Friction, pressure and separation are the major causes of static electricity. This process is called the Triboelectric Effect ("tribo" means rubbing).
The magnitude of the static charge is determined by material composition, applied forces, separation rate, and relative humidity. These factors conspire to cause conveying mechanisms, and other systems, to act as static generators. Even slow-moving conveying mechanisms are capable of generating ample static charge to cause an ESD ( Electrostatic Discharge ) event. An uncontrolled ESD event can generate enough EMI to damage electronic components.

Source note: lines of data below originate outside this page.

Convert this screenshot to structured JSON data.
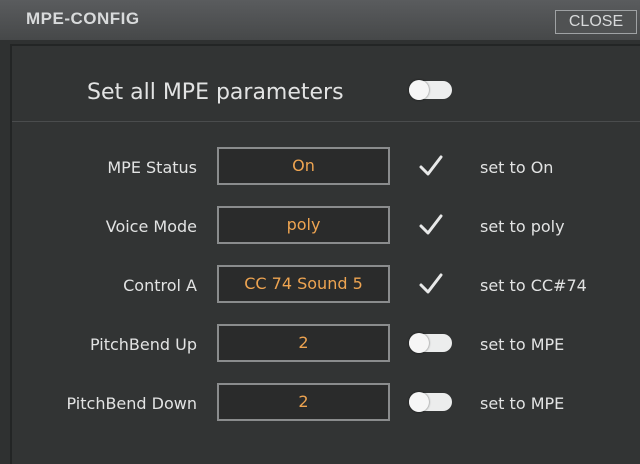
{
  "window": {
    "title": "MPE-CONFIG",
    "close_label": "CLOSE"
  },
  "set_all": {
    "label": "Set all MPE parameters",
    "toggle_on": false
  },
  "rows": [
    {
      "label": "MPE Status",
      "value": "On",
      "indicator": "checkmark-icon",
      "status": "set to On"
    },
    {
      "label": "Voice Mode",
      "value": "poly",
      "indicator": "checkmark-icon",
      "status": "set to poly"
    },
    {
      "label": "Control A",
      "value": "CC 74 Sound 5",
      "indicator": "checkmark-icon",
      "status": "set to CC#74"
    },
    {
      "label": "PitchBend Up",
      "value": "2",
      "indicator": "toggle-off",
      "status": "set to MPE"
    },
    {
      "label": "PitchBend Down",
      "value": "2",
      "indicator": "toggle-off",
      "status": "set to MPE"
    }
  ],
  "colors": {
    "value_text": "#eea451",
    "background": "#2f3131",
    "label_text": "#e2e3e3"
  }
}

Environmental variables like relative humidity influence the level of electrostatic charges. When humidity is low, higher static charges are generated (see Table I). Static becomes more noticeable in the winter months, in dry climates, and in air conditioned environments. Increasing humidity to 60% limits static build-up because surface moisture on materials makes a good conductor. Unfortunately, 60% relative humidity is extremely uncomfortable, can cause equipment problems and introduce contaminants into your system.

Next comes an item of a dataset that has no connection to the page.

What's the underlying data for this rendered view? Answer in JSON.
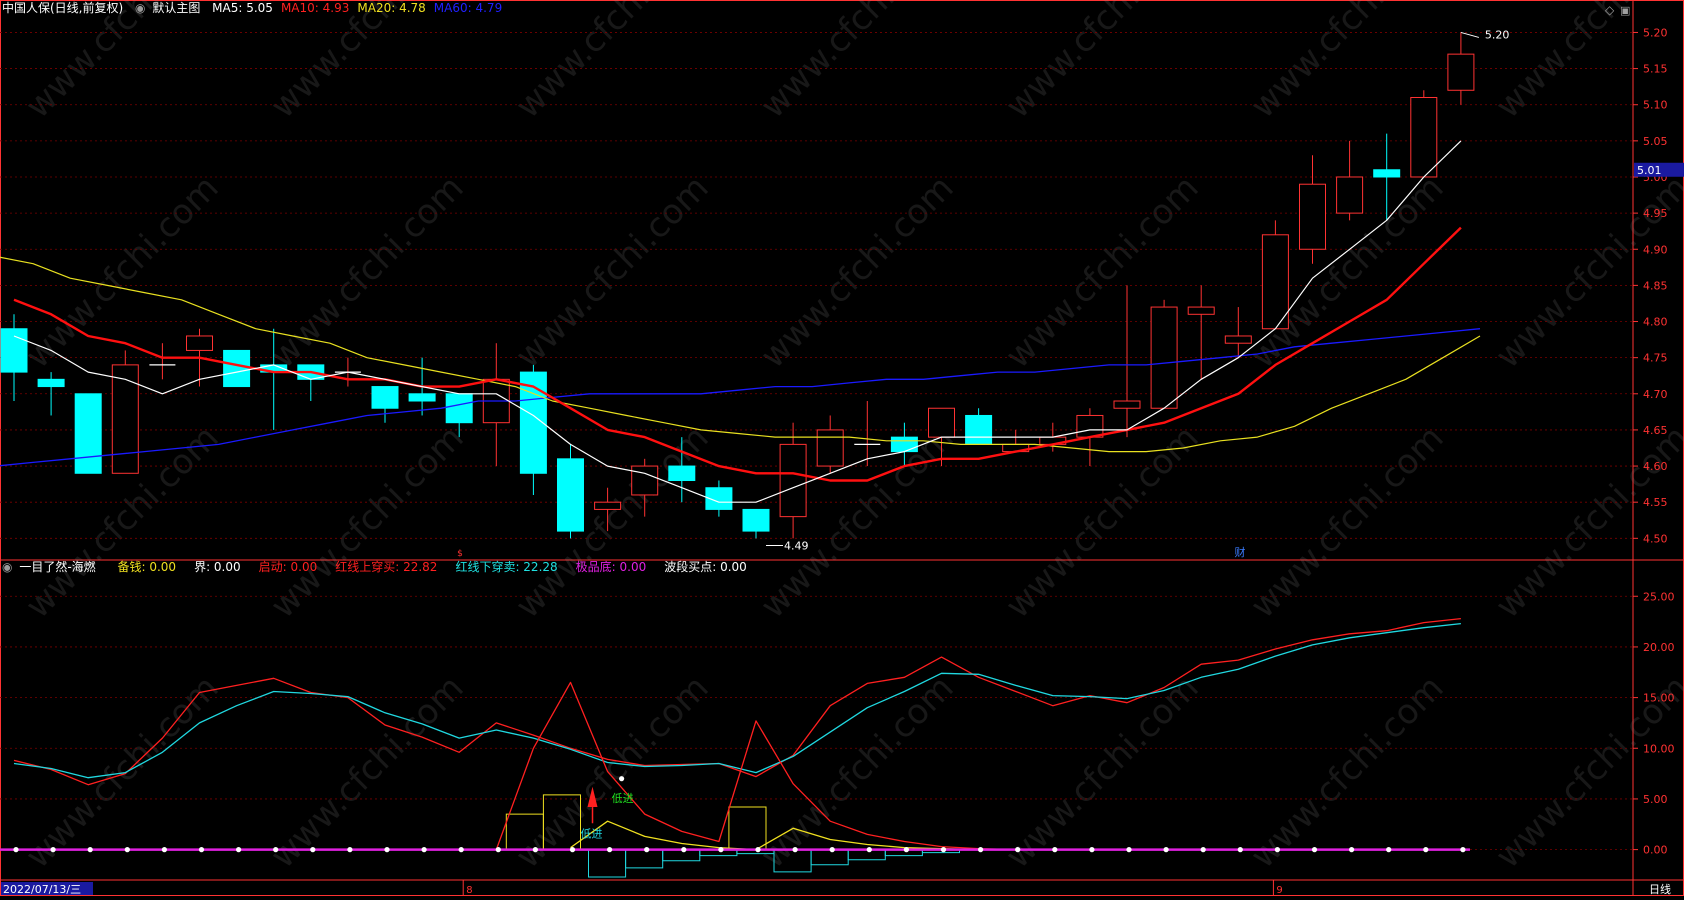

Fortunately, static control devices can be located at critical points to control the ESD event by reducing the static charge to low levels. Static Control devices allow smoother operation of conveying mechanisms and eliminate electronic component damage caused by ESD events.
Static Control Devices
EST static control devices, such as brushes, work by induction, much like a lightning rod. Physical contact between the static eliminator and the target material is not necessary. The electric field created by the static charge is focused on sharp points. If the charge on the material is high enough, the energy concentrated on the points will induce ionization. The static charge must exceed several thousand volts for ionization to be created using a static control device.
With brushes, the ionizing effect is uncontrolled. Static control devices can be used in contact with the material to provide a path to ground, neutralizing static on isolated conductors.